La vie de Jean-Loup Dabadie fut celle d’un homme amoureux des mots, c’est à dire aux prises avec ces mots qui lui échappent et qu’il cherche anxieusement. Il exprimait son idéal modestement : trouver un éclat de bonheur en écrivant, réussir à mettre un mot devant l’autre, pour que la phrase se tienne, retirer quelques mots d’amour à « la pagaille des mots ».

Depuis la naissance du cinéma parlant, les images ont besoin de voix et de paroles. Le cinéma et la littérature devaient s’unir, comme Marcel Carné et Jacques Prévert en leur temps, ou ne faire qu’un, comme Jean Cocteau ou Marcel Pagnol, au début des années 1930.
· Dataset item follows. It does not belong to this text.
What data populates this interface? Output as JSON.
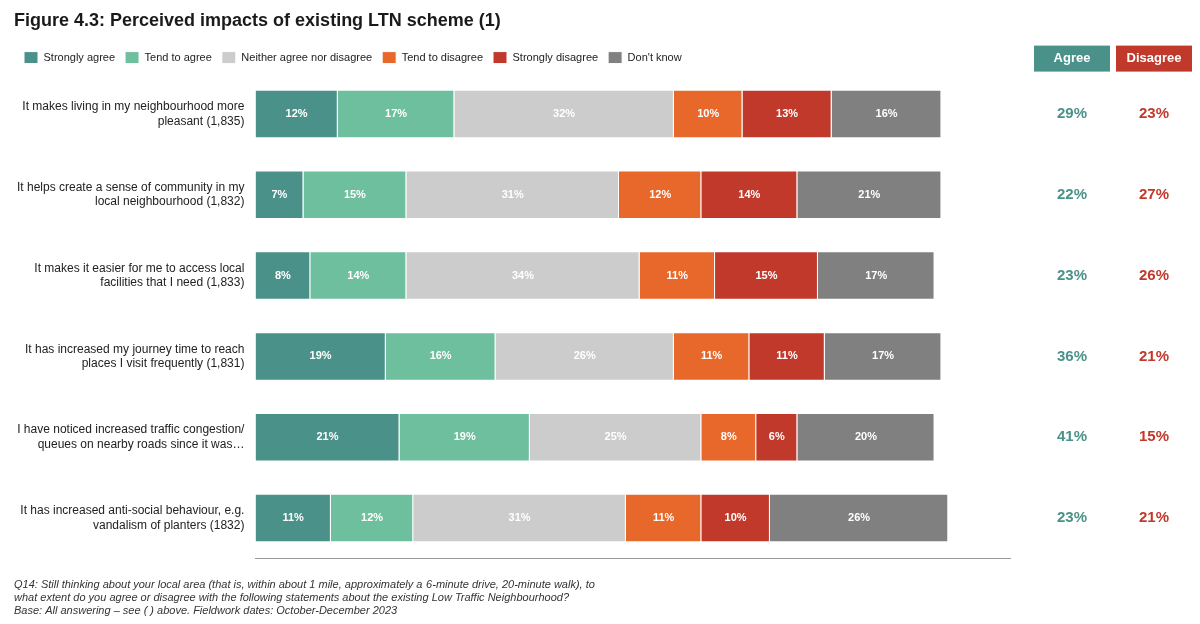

Dabadie est l’un des éclatants successeurs de ces auteurs pionniers qui avaient l’amour du cinéma, de la littérature et de la langue française.

Le cinéma ne prendra pas la relève de la littérature. Mais avec ses moyens propres, il a offert une nouvelle carrière à cet art d’écrire qui fait l’objet de tous vos soins.

« Ce n’est pas ma personne qui compte, disait Jean-Loup Dabadie, c’est mon travail. »

Oui, mais celui que vous avez connu fut, tout ensemble et d’un seul souffle, l’auteur accompli d’une œuvre multiforme et l’homme de cœur et d’amitié. C’est pourquoi vous l’avez tant aimé.

 

 

 

[1] Voir Véronique Dabadie et Françoise Piazza : Jean-Loup, tant d’amour (à paraître).

[2] Le Figaro, 10 février 2009.

[3] Entretien avec Philippe Bilger.

[4] Le Monde, mars 1967.

[5] Sainte-Beuve, Portraits contemporains, t. 5, 1846-1869, p. 63.